This project develops the Qualitative Place Model (QPM) — a GIS-native framework that transforms standard boundary datasets into structured knowledge bases of Qualitative Place Descriptions (QPDs). The QPM enables human-centric spatial concepts such as "near", "north of", and "inside" to be represented as explicit, first-class, queryable entities within native GIS workflows. This bridges the fundamental gap between how humans naturally describe and understand places through qualitative relationships and how conventional Geographic Information Systems represent space primarily through geometric coordinates.
Research Questions
- Main Question: How can qualitative place descriptions be systematically generated, represented, and queried within Geographic Information Systems across both traditional and DGGS-based spatial hierarchies to complement geometric representations, support qualitative place creation, enable cross-hierarchy reasoning, and facilitate human-centric spatial understanding?

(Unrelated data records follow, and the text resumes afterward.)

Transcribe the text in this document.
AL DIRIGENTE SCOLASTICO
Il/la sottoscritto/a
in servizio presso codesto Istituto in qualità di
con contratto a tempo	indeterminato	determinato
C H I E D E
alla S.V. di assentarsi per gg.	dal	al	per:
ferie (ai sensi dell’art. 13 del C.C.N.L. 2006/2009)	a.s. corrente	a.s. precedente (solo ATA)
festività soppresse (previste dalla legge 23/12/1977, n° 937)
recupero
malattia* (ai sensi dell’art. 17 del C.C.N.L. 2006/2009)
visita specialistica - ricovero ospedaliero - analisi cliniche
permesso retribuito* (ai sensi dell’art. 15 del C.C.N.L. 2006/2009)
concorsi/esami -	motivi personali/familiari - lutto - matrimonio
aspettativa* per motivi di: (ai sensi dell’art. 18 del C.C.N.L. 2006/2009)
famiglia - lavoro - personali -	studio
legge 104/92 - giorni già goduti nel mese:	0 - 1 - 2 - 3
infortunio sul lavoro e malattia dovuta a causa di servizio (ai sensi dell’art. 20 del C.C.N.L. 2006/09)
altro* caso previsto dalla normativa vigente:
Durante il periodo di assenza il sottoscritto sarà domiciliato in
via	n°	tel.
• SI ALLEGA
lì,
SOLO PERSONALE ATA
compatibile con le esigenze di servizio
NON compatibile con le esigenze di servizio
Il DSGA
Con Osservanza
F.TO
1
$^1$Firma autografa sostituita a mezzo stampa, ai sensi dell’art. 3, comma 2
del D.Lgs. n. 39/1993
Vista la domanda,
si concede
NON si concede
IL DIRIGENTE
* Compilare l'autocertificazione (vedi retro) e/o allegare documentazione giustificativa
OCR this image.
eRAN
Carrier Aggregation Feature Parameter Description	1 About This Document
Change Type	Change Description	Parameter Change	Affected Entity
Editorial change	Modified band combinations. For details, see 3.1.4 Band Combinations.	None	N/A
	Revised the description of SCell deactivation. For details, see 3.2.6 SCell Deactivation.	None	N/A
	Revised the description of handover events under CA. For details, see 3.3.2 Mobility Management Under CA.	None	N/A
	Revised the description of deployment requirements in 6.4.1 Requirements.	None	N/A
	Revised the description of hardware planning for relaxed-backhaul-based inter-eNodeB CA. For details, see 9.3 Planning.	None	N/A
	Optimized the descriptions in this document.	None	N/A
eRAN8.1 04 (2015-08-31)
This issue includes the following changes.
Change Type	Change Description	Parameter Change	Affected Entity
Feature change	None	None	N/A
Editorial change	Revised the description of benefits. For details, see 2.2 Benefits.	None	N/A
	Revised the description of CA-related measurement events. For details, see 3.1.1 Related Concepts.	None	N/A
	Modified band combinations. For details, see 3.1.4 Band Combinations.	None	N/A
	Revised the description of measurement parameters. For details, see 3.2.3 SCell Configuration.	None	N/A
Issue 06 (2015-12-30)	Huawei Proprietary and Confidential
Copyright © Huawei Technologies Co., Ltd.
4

- How can qualitative spatial relationships (directional, proximity, and containment) be represented as explicit, first-class entities within GIS to enable the systematic generation of Unique Qualitative Place Descriptions?
- How can Discrete Global Grid Systems (DGGS), such as H3 and S2, be integrated within GIS to provide globally consistent hierarchical representations of place?
- How can new or relative places be created and managed qualitatively within GIS using relational expressions (e.g., inside, next to, east of)?
- How can qualitative spatial relationships be computed across multiple hierarchies (administrative, postal, electoral)?
- How can the proposed Qualitative Place Model be evaluated for correctness, completeness, and semantic interoperability?
Key Contributions
- GIS-Native Framework for Unique Qualitative Place Descriptions: The first comprehensive framework for generating unique QPDs natively within GIS, formalising place representation through explicit qualitative spatial relationships.
- Integration of Discrete Global Grid Systems (DGGS): Demonstrates how H3 and S2 grid systems can provide alternative, scalable hierarchical representations independent of traditional administrative boundaries.
- Qualitative Place Creation and Management: Novel methods for defining and managing "relative places" using structured qualitative spatial expressions, with automatic spatial footprint estimation and provenance recording.
- H3-Based Cross-Hierarchy Relationship Computation: Algorithms for computing comprehensive qualitative spatial relationships (near, close, neighbour, far) across multiple spatial hierarchies.
- Semantic Integration and Reasoning: Export mechanism transforming GIS representations into OWL/RDF graphs, enabling logical closure operations and interoperability with the Semantic Web.
- Comprehensive Real-World Evaluation: Validated using Wales datasets comprising 3,242 spatial units and 52,821 basic places across three hierarchies, demonstrating 95.8% completeness and 100% uniqueness of generated QPDs.